Complémentarité avec le FMI et discipline budgétaire
Si l’accord FMI touche à sa fin, la coordination demeure étroite entre les équipes de Washington et celles de la Banque mondiale. Les deux institutions partagent un tableau de bord commun portant sur la transparence de la dette, la publication trimestrielle des états financiers de la Société nationale des pétroles du Congo et la mise en concurrence des contrats publics. Cette articulation limite le risque de relâchement que craignent certains observateurs. Pour le professeur Jean-Rosaire Ibara, économiste à l’Université Marien-Ngouabi, « le véritable test sera la capacité de l’administration à internaliser les bonnes pratiques au-delà des injonctions extérieures ». Le ministère du Budget assure pour sa part que la revue semestrielle du Programme d’accélération de la gouvernance institutionnelle permettra de pérenniser les gains.
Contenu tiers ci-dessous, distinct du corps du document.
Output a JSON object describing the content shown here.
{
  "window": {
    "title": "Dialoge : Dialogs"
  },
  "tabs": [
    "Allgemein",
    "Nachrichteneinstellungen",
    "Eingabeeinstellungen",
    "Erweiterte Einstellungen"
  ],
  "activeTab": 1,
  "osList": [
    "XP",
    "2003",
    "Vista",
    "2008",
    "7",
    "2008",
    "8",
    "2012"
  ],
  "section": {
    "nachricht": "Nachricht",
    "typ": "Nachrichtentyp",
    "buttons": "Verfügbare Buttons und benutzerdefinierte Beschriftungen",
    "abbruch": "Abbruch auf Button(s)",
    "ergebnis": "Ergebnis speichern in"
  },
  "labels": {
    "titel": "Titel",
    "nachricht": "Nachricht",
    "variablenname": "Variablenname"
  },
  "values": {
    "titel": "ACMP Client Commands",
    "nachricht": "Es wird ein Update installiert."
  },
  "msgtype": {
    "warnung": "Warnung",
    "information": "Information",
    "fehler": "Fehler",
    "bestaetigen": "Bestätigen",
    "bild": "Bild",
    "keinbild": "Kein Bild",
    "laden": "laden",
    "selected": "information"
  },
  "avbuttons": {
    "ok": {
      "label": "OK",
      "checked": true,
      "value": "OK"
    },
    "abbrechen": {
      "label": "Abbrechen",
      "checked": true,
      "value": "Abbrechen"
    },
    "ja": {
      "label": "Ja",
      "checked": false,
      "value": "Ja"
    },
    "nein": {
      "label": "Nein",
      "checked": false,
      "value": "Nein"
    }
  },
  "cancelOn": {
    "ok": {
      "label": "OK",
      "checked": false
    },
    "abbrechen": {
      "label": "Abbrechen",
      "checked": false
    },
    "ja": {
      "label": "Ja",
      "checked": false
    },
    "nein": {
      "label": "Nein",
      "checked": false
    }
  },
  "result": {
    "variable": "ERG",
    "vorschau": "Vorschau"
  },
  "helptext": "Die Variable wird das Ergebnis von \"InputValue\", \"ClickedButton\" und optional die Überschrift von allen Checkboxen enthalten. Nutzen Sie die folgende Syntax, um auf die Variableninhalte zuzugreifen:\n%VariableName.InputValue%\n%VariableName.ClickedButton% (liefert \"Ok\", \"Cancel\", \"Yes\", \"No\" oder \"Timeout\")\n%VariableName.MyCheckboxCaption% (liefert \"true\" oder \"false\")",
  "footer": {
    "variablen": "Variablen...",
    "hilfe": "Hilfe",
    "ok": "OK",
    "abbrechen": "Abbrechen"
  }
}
Perspectives régionales et crédibilité financière
Le maintien de la notation souveraine B- stable par Standard & Poor’s la semaine dernière confirme que les marchés perçoivent l’appui budgétaire comme un catalyseur plutôt que comme une béquille. Dans un contexte sous-régional marqué par la volatilité des cours du pétrole et le ralentissement de plusieurs partenaires commerciaux, le Congo se place en position d’émetteur potentiel sur le marché des titres publics de la CEMAC dès 2025. Pour l’économiste camerounais Dieudonné Essomba, « le différentiel de croissance entre le Congo et ses voisins pourrait se creuser à la faveur de ces ressources concessionales, si elles se matérialisent en investissement productif ». Au-delà des chiffres, cet appui symbolise une confiance renouvelée dans la gouvernance financière impulsée par le président Denis Sassou Nguesso, et offre à Brazzaville l’opportunité d’ancrer durablement sa crédibilité dans la sphère financière internationale.